SPRING 2021 Editorial

“Honouring Tradition and Heritage: Min Chiu Society at Sixty”, gallery installation at the Hong Kong Museum of Art

OUR SPRING 2021 issue commemorates the 60th anniversary of the Min Chiu Society. This prestigious Society was established in 1960 by a group of art collectors in Hong Kong, and has ever since been an important cultural force devoted to fostering intellectual exchange and collecting, studying and promoting Chinese art. Guided by its founding ethos—“an earnest pursuit of classic knowledge, with a passion for antiquity”—the Society’s art collections include Chinese paintings and calligraphy, ceramics, jade, glass, lacquer wares, carvings in bamboo and wood, furniture, textiles and China Trade arts. Arts of Asia has been privileged to publish several articles over the years about Society exhibitions or highlighting the marvellous collections of various members.

Celebrating this major milestone, the Hong Kong Museum of Art (HKMoA) is presenting the very best of Chinese art from the collections of Min Chiu Society members: more than 300 works of art will be featured, showcasing the artistic and cultural taste of the Chinese imperial court and literati across generations. At the time of writing, the HKMoA has been closed temporarily due to the coronavirus pandemic. The galleries have already been beautifully installed and will hopefully reopen after the Lunar New Year. It will be a joyous occasion and I am very much looking forward to the magnificent exhibition, “Honouring Tradition and Heritage: Min Chiu Society at Sixty”, jointly presented by Hong Kong’s Leisure and Cultural Services Department and the Min Chiu Society.

The Asia Week New York Association has announced that twenty-eight international galleries and five auction houses will participate in the 2021 edition of Asia Week New York, a blend of by-appointment gallery exhibitions and online viewing rooms, as well as auctions to be held from March 11th to 20th, 2021. Katherine Martin, Asia Week New York chairwoman, is delighted that so many galleries have decided to participate this year. She added that the Asia Week New York online platform has undergone significant changes to accommodate the new manner by which collectors view and acquire art. An alluring array of Asian art treasures will be offered, including fine and rare bronzes, ceramics, jewellery, paintings, prints, sculptures and textiles. I am pleased to illustrate some of the highlights, and wish all the participating dealers and auction houses great success.
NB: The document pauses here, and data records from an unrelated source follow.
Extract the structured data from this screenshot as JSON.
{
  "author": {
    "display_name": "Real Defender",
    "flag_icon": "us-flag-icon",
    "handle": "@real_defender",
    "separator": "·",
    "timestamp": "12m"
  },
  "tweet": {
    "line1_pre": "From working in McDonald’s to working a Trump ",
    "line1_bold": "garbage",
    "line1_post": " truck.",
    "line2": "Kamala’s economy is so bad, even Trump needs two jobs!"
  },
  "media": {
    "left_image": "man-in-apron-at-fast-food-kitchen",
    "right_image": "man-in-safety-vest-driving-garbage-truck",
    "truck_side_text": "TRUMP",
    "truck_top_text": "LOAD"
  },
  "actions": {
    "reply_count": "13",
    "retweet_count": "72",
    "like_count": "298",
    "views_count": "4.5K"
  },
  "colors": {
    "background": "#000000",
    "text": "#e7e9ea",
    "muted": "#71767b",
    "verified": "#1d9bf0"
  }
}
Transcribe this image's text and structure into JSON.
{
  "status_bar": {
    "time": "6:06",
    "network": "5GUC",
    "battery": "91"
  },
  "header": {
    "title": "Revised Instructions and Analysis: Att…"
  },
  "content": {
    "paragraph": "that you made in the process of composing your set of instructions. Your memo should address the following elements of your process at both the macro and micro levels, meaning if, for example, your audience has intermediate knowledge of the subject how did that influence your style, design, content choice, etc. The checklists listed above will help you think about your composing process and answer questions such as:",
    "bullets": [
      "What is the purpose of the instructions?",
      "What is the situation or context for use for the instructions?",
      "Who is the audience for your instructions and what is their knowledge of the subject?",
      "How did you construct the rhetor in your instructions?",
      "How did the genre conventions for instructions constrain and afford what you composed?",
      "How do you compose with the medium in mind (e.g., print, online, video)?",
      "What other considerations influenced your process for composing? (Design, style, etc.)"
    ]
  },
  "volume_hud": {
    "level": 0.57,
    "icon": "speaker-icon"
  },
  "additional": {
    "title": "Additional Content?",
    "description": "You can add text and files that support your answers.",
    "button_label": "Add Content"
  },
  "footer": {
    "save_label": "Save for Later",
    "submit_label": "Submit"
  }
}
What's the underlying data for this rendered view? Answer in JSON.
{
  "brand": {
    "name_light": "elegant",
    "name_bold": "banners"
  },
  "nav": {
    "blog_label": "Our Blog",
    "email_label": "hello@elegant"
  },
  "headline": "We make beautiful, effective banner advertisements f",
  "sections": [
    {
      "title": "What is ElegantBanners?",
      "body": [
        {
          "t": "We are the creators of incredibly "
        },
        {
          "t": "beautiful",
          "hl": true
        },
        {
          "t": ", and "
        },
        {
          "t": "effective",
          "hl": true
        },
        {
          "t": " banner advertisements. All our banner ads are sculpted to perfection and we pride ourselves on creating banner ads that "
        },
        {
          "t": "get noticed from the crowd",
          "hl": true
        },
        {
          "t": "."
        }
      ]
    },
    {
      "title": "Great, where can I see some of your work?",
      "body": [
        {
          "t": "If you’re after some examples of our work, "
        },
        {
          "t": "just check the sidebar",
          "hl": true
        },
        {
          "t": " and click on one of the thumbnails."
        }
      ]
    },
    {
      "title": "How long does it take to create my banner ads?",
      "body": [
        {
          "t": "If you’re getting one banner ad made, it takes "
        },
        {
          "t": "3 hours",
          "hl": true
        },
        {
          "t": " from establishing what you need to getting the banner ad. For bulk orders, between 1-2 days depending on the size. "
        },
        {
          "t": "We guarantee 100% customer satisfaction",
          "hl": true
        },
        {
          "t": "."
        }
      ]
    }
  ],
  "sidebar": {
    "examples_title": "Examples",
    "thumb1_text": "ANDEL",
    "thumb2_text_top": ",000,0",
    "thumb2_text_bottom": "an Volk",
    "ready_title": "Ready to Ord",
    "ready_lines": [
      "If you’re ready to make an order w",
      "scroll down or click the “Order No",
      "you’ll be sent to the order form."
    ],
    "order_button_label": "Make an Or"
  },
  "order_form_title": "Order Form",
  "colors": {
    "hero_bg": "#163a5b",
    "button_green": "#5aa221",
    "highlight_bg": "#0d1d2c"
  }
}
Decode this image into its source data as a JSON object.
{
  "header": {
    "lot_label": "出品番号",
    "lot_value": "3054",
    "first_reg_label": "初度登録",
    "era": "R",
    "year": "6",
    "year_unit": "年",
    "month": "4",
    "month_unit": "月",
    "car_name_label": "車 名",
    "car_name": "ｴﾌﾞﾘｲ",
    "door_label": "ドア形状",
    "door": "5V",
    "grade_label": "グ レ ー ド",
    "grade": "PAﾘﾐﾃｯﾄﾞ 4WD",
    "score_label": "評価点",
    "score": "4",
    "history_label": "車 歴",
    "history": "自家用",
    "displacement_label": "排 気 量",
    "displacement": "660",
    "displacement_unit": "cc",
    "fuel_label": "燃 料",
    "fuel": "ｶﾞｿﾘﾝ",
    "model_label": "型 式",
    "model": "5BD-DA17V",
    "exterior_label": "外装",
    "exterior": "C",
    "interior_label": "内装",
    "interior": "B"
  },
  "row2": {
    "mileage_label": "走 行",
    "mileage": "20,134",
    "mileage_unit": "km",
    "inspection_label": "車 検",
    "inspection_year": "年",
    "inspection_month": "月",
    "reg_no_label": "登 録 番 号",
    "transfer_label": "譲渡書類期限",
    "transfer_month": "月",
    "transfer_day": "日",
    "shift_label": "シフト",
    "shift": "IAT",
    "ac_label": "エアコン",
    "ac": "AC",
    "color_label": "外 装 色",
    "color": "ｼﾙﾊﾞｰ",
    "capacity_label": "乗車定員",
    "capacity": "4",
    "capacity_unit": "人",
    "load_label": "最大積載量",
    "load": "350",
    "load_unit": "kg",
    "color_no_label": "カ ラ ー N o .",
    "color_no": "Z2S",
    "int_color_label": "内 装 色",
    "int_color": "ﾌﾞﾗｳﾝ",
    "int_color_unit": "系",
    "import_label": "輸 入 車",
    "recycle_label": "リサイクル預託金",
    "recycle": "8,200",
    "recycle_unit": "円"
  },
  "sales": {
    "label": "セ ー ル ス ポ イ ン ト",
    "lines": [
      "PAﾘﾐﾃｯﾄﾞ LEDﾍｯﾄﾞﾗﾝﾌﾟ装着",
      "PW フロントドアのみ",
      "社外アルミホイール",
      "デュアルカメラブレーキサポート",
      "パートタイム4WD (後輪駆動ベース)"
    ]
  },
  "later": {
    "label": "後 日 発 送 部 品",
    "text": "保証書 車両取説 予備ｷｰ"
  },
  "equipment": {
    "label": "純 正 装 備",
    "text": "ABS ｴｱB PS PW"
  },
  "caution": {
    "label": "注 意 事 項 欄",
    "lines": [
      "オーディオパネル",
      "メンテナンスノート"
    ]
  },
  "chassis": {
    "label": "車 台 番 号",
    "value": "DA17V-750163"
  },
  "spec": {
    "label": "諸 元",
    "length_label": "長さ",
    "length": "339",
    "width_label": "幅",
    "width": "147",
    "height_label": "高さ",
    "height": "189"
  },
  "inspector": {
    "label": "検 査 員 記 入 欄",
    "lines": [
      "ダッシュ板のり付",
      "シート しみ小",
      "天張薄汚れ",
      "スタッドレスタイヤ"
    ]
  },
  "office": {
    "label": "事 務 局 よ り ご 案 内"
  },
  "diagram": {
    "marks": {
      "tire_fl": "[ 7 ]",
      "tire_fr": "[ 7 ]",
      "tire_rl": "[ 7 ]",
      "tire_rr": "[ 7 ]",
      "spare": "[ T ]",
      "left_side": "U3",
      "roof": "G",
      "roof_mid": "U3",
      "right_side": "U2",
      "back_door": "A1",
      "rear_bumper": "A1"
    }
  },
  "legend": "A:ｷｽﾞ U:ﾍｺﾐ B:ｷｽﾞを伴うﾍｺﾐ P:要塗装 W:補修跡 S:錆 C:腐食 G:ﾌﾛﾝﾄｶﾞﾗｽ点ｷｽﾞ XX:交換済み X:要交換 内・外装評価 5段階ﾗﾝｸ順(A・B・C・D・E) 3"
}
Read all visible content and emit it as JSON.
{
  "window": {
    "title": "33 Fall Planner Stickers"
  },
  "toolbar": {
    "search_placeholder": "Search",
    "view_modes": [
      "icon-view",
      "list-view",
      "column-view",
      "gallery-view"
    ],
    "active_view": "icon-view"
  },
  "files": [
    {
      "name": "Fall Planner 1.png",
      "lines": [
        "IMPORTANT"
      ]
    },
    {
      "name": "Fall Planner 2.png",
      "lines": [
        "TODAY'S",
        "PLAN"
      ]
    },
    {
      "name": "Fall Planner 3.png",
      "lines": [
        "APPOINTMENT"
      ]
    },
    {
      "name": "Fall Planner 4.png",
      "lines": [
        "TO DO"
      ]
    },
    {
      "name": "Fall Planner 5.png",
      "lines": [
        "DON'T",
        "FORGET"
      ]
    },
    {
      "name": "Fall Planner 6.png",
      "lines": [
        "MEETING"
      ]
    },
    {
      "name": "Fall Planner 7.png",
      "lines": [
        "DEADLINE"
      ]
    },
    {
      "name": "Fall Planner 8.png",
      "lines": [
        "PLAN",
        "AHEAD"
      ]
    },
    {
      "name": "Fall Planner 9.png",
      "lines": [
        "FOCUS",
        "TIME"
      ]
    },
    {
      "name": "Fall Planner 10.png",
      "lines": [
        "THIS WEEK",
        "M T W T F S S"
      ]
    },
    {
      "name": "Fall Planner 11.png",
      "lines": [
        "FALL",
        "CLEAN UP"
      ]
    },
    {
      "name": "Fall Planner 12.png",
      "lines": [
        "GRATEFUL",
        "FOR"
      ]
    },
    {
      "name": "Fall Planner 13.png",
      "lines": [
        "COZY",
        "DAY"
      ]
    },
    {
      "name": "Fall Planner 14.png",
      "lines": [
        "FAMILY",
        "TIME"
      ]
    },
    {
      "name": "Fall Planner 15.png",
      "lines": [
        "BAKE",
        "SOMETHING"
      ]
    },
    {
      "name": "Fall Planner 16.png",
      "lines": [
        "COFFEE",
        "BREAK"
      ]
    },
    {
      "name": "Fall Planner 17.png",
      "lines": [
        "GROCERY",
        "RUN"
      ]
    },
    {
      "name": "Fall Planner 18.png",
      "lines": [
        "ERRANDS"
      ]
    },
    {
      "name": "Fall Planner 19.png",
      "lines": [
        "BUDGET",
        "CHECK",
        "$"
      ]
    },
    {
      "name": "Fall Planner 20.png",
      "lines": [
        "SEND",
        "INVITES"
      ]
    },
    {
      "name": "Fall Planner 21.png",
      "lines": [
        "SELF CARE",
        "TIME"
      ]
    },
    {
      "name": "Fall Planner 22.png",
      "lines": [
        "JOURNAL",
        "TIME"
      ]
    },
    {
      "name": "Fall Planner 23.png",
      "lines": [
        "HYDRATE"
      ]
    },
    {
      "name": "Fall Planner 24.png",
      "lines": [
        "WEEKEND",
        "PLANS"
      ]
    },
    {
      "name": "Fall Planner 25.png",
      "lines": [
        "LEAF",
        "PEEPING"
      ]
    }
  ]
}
Four bronze long-horned bulls and a horse, Western Han dynasty. Kaikodo
Nuo mask, south-west China, 19th/early 20th century. Thomas Murray
Utagawa Kunisada woodblock print, A Tipsy Courtesan from Fukagawa, circa 1830,. Sebastian Izzard LLC
Buddhist sculptural group, bronze, Ming dynasty. Zetterquist Galleries

The various lockdowns and restrictions around the world have resulted in rapid changes for art fairs, galleries and auction houses. It is encouraging to see how many have adapted by increasing the amount of business they do online, and it seems that the appetite for buying Asian art remains strong. Collectors are now more comfortable making acquisitions without the need to view or handle works in person prior to purchase. However, relationships and interaction with specialists will continue to play an important role.

The Asian art market remains remarkably resilient and the number of buyers will likely expand further in 2021 thanks to the increased access that online platforms provide. The future remains bright, although the main challenge this coming year is anticipating when international travel will be able to resume, allowing business to return to some level of normality. In the meantime, everyone involved in the art world must try to remain positive and take each day as it comes.

Finally, throughout the pandemic, I have been grateful to our expert contributors, art galleries, auction houses and museums for their invaluable support and continued interest in Arts of Asia. Making the decision to reduce the number of print issues to four per annum was far from easy, but I have since received many uplifting messages and am very proud to see how important the magazine really is to so many people. Looking forward to the remainder of this year, I can assure our readers that we will innovate, develop new initiatives and be more responsive to art trends. As always, we will strive to publish wonderful articles on Asian art and antiques. Please accept my best wishes for a happy, healthy and peaceful Year of the Ox.